Their finding adds to growing evidence that some creatures -- and probably people -- adapt to light not only by mechanically shrinking the pupil to physically limit how much light enters the eye, but also by a chemical response.
Building on their previous work showing that specific proteins in eye cells are redistributed in response to bright light, the Johns Hopkins team now reports how a key protein called arrestin is shuttled from a "holding area" where it binds and calms a light-detecting protein. Writing in the July 7 issue of Neuron, the team says arrestin is moved around by a tiny molecular motor, called myosin, which travels along the "train tracks" of the cell's internal skeleton.

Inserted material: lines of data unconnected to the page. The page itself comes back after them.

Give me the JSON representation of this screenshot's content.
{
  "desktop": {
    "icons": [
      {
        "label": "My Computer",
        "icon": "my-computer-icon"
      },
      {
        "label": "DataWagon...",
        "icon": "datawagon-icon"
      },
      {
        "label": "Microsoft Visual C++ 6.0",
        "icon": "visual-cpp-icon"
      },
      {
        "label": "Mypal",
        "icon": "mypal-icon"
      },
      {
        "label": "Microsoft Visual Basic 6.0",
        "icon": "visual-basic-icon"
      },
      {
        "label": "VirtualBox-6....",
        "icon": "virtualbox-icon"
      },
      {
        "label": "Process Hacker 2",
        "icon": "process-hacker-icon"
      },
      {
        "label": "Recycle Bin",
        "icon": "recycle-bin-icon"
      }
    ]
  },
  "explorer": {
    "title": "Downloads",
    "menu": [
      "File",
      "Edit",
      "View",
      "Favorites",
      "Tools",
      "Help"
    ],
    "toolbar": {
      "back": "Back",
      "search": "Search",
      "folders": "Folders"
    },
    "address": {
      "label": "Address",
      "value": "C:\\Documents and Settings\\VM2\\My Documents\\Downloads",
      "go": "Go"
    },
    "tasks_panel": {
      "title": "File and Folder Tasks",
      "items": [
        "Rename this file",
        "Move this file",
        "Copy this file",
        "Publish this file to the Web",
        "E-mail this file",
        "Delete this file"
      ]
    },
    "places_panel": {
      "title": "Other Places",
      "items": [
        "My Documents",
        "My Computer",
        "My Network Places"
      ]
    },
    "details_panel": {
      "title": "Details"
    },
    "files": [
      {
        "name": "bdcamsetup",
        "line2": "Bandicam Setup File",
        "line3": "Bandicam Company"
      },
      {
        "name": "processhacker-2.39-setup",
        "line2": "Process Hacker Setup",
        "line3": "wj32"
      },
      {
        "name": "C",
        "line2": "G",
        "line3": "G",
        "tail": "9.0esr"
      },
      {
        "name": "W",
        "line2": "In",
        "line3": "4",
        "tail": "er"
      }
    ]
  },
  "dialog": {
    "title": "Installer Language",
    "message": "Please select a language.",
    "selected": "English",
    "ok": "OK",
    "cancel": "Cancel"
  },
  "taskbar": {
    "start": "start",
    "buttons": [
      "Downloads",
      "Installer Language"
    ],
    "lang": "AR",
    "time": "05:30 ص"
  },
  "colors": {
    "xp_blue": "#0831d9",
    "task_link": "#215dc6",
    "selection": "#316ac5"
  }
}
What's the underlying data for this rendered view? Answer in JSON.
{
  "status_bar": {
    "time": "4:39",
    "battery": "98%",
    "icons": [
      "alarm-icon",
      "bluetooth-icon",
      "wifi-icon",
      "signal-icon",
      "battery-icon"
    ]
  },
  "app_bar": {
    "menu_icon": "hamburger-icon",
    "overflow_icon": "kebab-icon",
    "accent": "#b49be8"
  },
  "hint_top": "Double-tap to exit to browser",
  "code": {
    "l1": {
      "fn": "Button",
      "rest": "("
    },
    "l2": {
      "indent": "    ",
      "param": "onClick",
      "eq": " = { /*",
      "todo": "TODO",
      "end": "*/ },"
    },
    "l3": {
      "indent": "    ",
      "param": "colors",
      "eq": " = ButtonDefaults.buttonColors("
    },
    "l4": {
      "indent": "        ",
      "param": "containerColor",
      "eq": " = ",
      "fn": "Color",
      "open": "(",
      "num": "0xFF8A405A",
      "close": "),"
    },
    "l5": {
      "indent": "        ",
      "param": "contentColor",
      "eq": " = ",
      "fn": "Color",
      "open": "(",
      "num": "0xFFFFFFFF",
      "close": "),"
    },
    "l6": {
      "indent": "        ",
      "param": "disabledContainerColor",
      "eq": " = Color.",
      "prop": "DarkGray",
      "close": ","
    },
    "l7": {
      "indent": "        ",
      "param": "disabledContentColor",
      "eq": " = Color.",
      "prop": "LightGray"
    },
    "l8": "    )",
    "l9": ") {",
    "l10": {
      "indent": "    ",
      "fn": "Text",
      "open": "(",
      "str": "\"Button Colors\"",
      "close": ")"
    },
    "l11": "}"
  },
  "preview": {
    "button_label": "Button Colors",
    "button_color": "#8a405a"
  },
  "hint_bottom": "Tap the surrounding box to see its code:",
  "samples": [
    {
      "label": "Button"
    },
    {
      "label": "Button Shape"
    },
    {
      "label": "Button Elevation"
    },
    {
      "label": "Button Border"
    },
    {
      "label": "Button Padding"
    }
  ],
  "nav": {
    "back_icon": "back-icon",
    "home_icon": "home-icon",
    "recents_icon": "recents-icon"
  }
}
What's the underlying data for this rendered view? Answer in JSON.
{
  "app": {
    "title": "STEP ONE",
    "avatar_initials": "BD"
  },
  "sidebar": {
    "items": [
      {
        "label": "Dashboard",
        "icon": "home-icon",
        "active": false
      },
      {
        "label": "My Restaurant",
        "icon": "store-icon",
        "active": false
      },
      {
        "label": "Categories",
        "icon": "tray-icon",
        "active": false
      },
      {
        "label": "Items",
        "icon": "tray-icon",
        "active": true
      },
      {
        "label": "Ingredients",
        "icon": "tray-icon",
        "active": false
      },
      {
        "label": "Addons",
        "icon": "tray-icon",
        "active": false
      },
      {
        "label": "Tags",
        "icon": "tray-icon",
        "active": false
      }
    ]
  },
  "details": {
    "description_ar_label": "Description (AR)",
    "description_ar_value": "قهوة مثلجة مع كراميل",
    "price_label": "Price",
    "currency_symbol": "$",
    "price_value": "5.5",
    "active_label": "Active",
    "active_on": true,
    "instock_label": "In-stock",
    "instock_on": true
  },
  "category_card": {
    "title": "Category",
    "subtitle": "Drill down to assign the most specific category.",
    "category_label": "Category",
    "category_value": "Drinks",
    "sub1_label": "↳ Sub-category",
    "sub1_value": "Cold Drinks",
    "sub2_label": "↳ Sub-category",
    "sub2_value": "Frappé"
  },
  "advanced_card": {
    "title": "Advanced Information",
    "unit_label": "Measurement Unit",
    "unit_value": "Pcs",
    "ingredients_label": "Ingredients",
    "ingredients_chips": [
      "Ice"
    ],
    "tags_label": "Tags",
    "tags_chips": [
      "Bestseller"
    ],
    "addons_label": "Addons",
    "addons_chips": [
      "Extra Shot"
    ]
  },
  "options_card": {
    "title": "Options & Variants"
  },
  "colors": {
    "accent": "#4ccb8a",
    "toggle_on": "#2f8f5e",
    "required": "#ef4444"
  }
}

Arrestin's swift relocation, the researchers proposed, helps prevent temporary blindness that would otherwise be caused by a sudden increase in light intensity, such as occurs when stepping from a dark movie theater into the bright afternoon sunshine.
"We knew that arrestin was transported, but we didn't know how this occurred," says Craig Montell, Ph.D., professor of biological chemistry. "Fly and mammalian eyes have similar light detector cells and proteins, and it takes about the same amount of time for our eyes to adapt to light, so we suspect that comparable mechanisms exist in humans."
The light-detecting cells in fruit flies are similar to the rod and cone cells found in the human retina. One end of each cell contains the protein that directly responds to light, but other proteins critical for the light response are shifted back and forth into different parts of the cell in a light-dependent manner. Scientists didn't know how these molecules might be moved from one end of the cell to the other, until now.